D’autres compétences régaliennes seraient partagées. La collectivité territoriale autonome estime qu’elle doit être associée à la réglementation et le contrôle de l’immigration, à l’enseignement du second degré, à l’organisation administrative de la justice ou encore à la sécurité publique et à la mise en place des politiques relatives à l’emploi.
Ressources
Via ses nouvelles compétences, la Guyane bénéficierait ainsi de ressources propres. Cependant, en l’état, les recettes fiscales directes et indirectes qui en découlent sont subordonnées aux futures négociations avec l’État. « Elles [les recettes] doivent également provenir d’un régime de compensation relatif au régime dérogatoire de taxation dont bénéficie l’activité spatiale, au titre de l’octroi de mer et de la taxe foncière, et l’État sur son foncier domanial privé au titre de la taxe foncière. » peut-on lire dans le document remis aux élus.
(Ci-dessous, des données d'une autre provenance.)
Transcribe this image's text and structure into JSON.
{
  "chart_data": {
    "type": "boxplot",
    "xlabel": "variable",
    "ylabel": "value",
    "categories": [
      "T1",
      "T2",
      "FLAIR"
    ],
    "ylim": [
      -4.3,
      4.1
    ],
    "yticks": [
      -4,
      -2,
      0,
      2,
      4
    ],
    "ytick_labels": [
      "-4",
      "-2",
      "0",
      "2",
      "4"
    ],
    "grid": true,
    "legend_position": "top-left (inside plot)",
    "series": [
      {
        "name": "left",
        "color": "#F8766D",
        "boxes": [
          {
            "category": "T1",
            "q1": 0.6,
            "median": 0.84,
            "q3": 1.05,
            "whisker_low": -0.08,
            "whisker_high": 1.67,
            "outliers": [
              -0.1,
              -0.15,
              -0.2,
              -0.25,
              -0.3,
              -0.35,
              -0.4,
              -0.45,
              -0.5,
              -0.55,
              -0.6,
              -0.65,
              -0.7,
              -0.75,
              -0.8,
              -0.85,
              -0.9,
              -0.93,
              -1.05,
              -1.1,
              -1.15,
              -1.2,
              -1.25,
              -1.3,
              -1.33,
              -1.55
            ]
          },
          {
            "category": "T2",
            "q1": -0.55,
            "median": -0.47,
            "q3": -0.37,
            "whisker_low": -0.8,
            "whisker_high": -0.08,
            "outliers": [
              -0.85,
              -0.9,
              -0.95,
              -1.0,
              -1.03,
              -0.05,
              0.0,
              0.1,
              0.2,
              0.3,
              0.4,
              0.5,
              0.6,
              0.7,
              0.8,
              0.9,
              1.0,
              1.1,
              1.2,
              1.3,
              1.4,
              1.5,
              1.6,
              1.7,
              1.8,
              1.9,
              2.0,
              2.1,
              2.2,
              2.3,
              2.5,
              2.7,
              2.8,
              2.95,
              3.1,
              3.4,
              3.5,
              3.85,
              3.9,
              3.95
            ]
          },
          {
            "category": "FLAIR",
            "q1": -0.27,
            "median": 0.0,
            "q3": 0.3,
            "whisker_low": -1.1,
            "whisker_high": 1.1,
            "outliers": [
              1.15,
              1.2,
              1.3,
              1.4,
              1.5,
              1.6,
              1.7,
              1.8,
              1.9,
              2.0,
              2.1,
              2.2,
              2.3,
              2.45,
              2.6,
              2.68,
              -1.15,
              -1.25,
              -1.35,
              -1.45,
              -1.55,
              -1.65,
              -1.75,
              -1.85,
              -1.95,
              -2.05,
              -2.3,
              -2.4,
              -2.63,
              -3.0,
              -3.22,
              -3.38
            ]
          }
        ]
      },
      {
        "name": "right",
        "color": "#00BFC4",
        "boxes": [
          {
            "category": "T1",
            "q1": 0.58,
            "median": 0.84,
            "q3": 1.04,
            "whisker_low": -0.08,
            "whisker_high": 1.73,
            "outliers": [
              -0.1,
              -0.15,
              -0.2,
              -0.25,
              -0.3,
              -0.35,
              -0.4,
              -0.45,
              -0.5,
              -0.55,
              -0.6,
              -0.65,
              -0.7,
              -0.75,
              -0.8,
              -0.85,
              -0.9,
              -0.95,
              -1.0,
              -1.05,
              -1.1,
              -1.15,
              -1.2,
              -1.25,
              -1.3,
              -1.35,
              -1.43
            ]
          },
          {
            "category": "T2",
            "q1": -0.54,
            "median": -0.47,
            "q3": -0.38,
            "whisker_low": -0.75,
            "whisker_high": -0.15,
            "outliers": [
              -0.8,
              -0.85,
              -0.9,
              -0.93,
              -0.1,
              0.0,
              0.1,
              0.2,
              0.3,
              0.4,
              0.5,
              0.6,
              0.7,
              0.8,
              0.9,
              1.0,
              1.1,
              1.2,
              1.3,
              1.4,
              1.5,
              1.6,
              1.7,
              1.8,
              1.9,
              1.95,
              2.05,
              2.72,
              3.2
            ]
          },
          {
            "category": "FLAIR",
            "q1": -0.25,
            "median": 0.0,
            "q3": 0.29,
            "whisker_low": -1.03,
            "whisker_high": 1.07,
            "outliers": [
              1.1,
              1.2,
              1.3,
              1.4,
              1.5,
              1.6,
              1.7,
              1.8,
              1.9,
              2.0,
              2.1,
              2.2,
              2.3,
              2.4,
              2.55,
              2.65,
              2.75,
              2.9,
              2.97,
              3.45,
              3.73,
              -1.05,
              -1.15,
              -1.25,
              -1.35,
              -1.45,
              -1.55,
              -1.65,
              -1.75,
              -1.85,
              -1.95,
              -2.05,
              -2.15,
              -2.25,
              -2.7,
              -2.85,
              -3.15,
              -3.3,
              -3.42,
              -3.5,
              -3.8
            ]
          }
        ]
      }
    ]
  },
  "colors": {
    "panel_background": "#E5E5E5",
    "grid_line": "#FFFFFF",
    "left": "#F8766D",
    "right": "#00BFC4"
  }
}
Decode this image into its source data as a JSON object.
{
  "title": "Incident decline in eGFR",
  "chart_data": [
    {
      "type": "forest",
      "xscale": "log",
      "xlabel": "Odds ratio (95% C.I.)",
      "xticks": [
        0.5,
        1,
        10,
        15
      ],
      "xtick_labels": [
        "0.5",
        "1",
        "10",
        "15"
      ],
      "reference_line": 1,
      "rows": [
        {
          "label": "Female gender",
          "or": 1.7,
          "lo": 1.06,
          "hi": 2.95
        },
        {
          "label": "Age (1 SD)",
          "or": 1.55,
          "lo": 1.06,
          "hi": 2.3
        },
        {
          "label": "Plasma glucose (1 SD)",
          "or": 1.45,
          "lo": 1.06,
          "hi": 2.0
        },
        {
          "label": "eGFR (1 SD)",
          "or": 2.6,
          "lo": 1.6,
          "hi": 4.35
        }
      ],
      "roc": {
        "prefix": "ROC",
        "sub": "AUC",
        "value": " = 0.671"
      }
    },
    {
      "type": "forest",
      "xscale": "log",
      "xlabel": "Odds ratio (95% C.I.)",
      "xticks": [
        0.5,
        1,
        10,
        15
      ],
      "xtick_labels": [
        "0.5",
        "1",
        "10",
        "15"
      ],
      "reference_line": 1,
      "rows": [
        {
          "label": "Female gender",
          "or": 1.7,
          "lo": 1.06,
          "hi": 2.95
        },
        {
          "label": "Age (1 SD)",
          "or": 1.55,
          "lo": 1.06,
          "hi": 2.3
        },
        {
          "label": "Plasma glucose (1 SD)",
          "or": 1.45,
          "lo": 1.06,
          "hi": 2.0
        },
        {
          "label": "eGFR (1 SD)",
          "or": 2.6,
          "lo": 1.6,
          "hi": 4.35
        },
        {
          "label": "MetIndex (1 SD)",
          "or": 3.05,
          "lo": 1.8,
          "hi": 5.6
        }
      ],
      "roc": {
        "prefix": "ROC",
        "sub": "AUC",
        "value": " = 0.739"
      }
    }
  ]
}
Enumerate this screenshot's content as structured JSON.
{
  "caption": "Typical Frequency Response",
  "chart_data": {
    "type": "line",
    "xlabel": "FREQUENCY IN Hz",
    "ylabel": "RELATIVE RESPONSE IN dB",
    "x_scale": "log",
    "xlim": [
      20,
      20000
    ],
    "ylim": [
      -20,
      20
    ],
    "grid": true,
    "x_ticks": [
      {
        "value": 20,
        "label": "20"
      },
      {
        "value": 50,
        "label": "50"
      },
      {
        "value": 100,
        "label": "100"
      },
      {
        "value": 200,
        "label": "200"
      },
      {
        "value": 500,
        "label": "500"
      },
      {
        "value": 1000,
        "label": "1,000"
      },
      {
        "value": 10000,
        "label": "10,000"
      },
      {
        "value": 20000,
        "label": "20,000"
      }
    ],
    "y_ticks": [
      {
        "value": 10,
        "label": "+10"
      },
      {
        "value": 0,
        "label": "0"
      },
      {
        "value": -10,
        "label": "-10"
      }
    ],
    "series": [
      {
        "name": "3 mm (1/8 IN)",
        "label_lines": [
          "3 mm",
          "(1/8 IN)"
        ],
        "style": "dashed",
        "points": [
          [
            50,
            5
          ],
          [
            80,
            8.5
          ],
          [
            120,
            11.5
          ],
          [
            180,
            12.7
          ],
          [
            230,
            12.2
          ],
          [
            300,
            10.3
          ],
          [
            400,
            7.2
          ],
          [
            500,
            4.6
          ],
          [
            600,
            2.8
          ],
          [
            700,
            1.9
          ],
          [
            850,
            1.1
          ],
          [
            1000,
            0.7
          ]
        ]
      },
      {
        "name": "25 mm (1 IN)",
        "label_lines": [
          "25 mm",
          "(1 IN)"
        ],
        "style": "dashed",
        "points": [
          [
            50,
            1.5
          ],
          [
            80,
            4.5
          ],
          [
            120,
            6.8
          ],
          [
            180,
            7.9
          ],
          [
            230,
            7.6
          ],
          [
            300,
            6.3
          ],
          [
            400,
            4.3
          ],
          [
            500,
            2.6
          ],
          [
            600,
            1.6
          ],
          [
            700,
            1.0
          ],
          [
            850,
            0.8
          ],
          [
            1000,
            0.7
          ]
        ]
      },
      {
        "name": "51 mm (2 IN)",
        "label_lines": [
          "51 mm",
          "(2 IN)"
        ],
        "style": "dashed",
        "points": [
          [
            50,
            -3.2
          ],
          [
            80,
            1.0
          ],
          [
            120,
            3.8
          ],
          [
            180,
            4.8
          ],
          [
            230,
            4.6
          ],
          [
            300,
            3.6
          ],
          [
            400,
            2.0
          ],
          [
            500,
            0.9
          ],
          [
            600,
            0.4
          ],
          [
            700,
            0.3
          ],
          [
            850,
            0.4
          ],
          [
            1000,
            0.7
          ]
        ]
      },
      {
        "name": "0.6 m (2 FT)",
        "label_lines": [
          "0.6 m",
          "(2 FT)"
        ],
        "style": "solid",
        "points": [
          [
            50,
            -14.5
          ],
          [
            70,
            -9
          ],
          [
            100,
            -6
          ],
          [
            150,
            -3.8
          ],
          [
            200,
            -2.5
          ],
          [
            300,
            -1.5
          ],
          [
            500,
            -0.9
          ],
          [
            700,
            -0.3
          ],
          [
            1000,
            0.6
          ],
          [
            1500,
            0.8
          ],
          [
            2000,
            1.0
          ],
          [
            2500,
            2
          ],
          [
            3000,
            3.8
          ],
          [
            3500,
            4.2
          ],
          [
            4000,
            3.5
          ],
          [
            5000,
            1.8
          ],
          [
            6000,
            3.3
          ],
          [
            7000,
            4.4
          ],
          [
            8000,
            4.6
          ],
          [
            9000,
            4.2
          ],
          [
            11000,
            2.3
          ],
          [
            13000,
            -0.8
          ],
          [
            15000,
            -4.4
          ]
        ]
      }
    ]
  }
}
Ce qui est proposé : La collectivité autonome souhaite s’adjoindre la « maîtrise des terres ». 90% du territoire Guyanais est aujourd’hui classé dans le « domaine privé de l’État », soit 8 millions d’hectares, gérés par l’ONF et le Parc Amazonien. « Ni la légitimité d’un tel état du droit, ni l’efficacité de la gestion de ce patrimoine par l’État n’ont été établis » tranchent les auteurs de l’avant-projet. Par un transfert de compétences, la Collectivité autonome s’engage à créer une Agence foncière, dont la mission sera de mettre en œuvre une stratégie foncière.
La compensation financière résultant du transfert des revenus, charges et obligations y afférents est calculée dans les conditions prévues par le code général des collectivités.
En clair, la fiscalité directe et indirecte deviendrait, selon l’avant-projet, « la première source de financement général du Territoire ». L’instauration d’une TVA locale sur divers biens et services ainsi que des droits à l’importation pourraient représenter à terme près de 50% des recettes du territoire, est-il souligné. Il en va de la solvabilité d’un pays, car l’évolution statutaire peut, selon les porteurs du projet, avoir un « impact positif sur la dette publique », mais aussi sur le commerce international en changeant notamment le regard porté par les investisseurs sur la Guyane. « Ce régime permettra de stimuler l’entrepreneuriat et la création d’entreprises à travers des mesures incitatives au plan fiscal ou réglementaire » est-il écrit dans l’avant-projet.
Quelle place dans l’Europe ?
« On reste en RUP [région ultrapériphérique]. Ce qui est ressorti du débat, c’est que vu la situation assez stable du tissu économique et social Guyanais, la sortie de l’Europe était inopportune. L’innovation, dans le texte, c’est qu’il est prévu que des mécanismes sont dans les plans afin d’obtenir des dérogations de la part de la commission européenne. » projette notre source à la CTG.
D’après les porteurs du projet sur l’évolution statutaire, l’application de certaines normes européennes constitue un frein aux échanges et au développement économique de la Guyane.
Calendrier
C’est une des innovations mises en avant. « La concertation avec le gouvernement a été engagée parallèlement à l’ouverture du processus. » explique le conseiller technique de la CTG. Après un cycle de réunions portant sur les diverses thématiques exposées en partie dans cet article, un point d’étape sera effectué courant juin avec le ministre délégué aux Outre-mers, Jean-François Carenco. L’accord de méthode relatif aux négociations à venir sera exposé demain aux élus. Un enjeu majeur en vue d’une révision constitutionnelle et de l’élaboration du projet de loi organique qui sera soumis à la population. La restitution finale des travaux devrait intervenir au mois de septembre 2023.